淡い桃色の花びらが、僕の家にも春の訪れを告げてくれそうだ。
「……きれいだな」
ぽつりとこぼした僕の声に、宗吾さんが微笑む。
「俺たちの家にも春が来たな」
「はい」
そこに芽生くんがやってきて……
「お兄ちゃん、桃の花、そこに飾るの?」
「うん、ここなら家に帰ってきた時にすぐに目に入るし、長持ちするから」
「うーん、でもでも……」
芽生くんが何か言いたそうだ。
「芽生くんはどこがいい?」
「あのね、そのお花、リビングに飾ったらだめかな?」
「リビング?」
「うん。せっかくのお花だし、みんなが見える場所のほうがいいと思う。

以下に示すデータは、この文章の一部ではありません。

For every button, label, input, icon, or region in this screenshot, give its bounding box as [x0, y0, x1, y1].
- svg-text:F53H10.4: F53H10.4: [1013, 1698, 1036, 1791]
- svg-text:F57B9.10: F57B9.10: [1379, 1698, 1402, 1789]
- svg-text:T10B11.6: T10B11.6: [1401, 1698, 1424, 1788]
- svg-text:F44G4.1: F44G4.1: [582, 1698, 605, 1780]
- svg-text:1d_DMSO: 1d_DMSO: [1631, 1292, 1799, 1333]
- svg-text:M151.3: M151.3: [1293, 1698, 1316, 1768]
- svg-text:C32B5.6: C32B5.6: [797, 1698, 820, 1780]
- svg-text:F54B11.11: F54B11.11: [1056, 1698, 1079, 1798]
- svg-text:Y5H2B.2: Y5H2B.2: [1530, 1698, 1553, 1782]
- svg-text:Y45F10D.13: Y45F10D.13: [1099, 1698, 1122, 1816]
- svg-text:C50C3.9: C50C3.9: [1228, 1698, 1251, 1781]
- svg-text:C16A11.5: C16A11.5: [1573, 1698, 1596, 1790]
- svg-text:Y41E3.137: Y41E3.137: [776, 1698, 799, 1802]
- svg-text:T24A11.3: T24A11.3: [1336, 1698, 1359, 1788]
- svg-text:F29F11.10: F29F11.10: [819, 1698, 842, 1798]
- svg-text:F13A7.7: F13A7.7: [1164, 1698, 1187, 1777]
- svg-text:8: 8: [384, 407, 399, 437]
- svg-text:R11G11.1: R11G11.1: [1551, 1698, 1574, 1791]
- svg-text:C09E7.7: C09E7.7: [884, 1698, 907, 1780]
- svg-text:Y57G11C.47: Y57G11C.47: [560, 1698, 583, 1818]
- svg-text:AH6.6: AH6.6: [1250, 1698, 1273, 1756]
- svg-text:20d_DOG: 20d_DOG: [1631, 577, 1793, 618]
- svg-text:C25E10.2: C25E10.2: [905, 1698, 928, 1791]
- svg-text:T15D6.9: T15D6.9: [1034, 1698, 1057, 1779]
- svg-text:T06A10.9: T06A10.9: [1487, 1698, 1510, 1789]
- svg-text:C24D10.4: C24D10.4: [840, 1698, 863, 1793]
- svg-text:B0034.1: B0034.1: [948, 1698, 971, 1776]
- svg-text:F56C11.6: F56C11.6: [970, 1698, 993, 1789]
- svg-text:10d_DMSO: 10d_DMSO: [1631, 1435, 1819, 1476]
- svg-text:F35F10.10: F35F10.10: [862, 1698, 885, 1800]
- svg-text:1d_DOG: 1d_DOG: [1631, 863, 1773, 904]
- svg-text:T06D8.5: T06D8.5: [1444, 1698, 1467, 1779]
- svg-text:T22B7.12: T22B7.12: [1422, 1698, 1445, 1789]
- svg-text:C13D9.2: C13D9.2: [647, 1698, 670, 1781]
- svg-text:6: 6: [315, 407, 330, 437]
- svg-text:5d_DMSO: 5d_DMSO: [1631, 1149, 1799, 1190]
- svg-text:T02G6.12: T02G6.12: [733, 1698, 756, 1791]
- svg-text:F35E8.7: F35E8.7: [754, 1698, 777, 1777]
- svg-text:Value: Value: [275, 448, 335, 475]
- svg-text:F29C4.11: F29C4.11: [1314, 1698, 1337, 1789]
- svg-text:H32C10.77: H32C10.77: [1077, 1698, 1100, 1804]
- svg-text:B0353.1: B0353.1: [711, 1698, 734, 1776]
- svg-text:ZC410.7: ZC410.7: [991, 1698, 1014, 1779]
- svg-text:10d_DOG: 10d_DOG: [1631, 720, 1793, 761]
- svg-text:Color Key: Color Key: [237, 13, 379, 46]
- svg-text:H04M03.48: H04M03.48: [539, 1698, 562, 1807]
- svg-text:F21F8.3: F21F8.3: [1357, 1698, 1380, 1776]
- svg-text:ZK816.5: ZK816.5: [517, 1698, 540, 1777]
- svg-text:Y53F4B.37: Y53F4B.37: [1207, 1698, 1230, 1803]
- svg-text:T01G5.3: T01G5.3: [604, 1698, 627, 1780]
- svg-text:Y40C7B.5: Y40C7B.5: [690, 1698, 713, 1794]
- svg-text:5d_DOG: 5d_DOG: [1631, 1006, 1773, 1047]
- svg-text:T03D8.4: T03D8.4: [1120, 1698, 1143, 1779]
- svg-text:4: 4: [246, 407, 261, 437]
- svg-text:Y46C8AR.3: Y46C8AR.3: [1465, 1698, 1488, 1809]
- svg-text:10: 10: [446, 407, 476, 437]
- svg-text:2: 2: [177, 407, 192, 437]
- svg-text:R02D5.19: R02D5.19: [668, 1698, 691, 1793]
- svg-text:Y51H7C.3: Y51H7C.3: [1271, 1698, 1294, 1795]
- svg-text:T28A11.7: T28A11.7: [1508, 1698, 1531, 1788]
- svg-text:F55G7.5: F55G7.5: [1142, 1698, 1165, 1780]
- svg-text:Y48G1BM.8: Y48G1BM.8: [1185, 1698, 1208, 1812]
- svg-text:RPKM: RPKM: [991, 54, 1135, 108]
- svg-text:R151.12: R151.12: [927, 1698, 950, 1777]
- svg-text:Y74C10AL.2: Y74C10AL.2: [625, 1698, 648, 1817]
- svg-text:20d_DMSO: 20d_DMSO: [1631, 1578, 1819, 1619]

そのお花もここじゃ寒くて寂しいって」
僕は芽生くんの言葉にハッとして、手に持った桃の花を見つめた。
淡い桃色の花びらは、僕に甘えるように寄り添っていた。
「そうだね。せっかくだから、みんながいる場所に飾ろうか」
「やったぁ!」
僕が花瓶を手に取ると、芽生くんはにっこり笑って、リビングへと先に歩き出した。
ずいぶん背が伸びたね。
どんどん逞しくなっていくね。
その後ろ姿を見つめながら、心にじんわりとした温かさが広がった。
僕もすっかりこの家の一員だ。
変な遠慮はしないで、もっともっと溶け込んでいきたいな。
この家で過ごす時間は、いつも優しく満ちていく。
僕は明るい気持ちで、芽生くんのあとを追った。
****
リビングのテーブルには、瑞樹が飾った桃の花が優しく咲いていた。
芽生が「綺麗だね」と明るく笑うと、瑞樹も「僕たちの家にも春が来たようだね」と穏やかに答える。
その光景は、とても幸せに満ちていた。
温かいお茶を飲みながら、他愛もない会話が続く。
窓の外には夜の静けさが広がり、家の中には心地よい団らんの時間が流れていた。
やがて芽生があくびをし、「もう、ねむいよ。おやすみなさい」と部屋へ向かった。
リビングには、俺と瑞樹の二人だけが残った。
芽生の部屋の灯りが消えたのを確認してから、そっと瑞樹の手を取った。
「桃の花って、いい香りがするんだな」
「……そうですね」
手の先から、瑞樹の優しい温もりが静かに伝わってくる。
一方、俺の胸の鼓動は、少年のように早くなっていく。
「君は桃の花が似合うな」
瑞樹はくすぐったそうに少し肩をすくめた。
少し熱っぽいその温もりを送ると、瑞樹は頬を染めて目を伏せた。
「……瑞樹は俺の春一番だ」
「な、なんですか」
「そのまんまの意味さ」
俺はそっと瑞樹のこめかみにキスをした。
いつの間にかリビングには桃の花の香りと夜の甘さが満ちていた。
瑞樹の頬が熱くなるのを確認してから、瑞樹をそっと胸元に抱き寄せた。
ふわりと安らぎが広がっていく。
「瑞樹からも花の香りがするな。なぁ、今日はベッドに行こう。君の香りに触れたい」
「……はい」
瑞樹が耳朶を染めて応じてくれる。
甘く穏やかな時間は、いつもこんな風に流れるようにやってくる。
男同士であることなど関係なく、ただお互いを想い合い、愛し合う夜。
桃の花の香りが、二人の温もりにそっと寄り添っていた。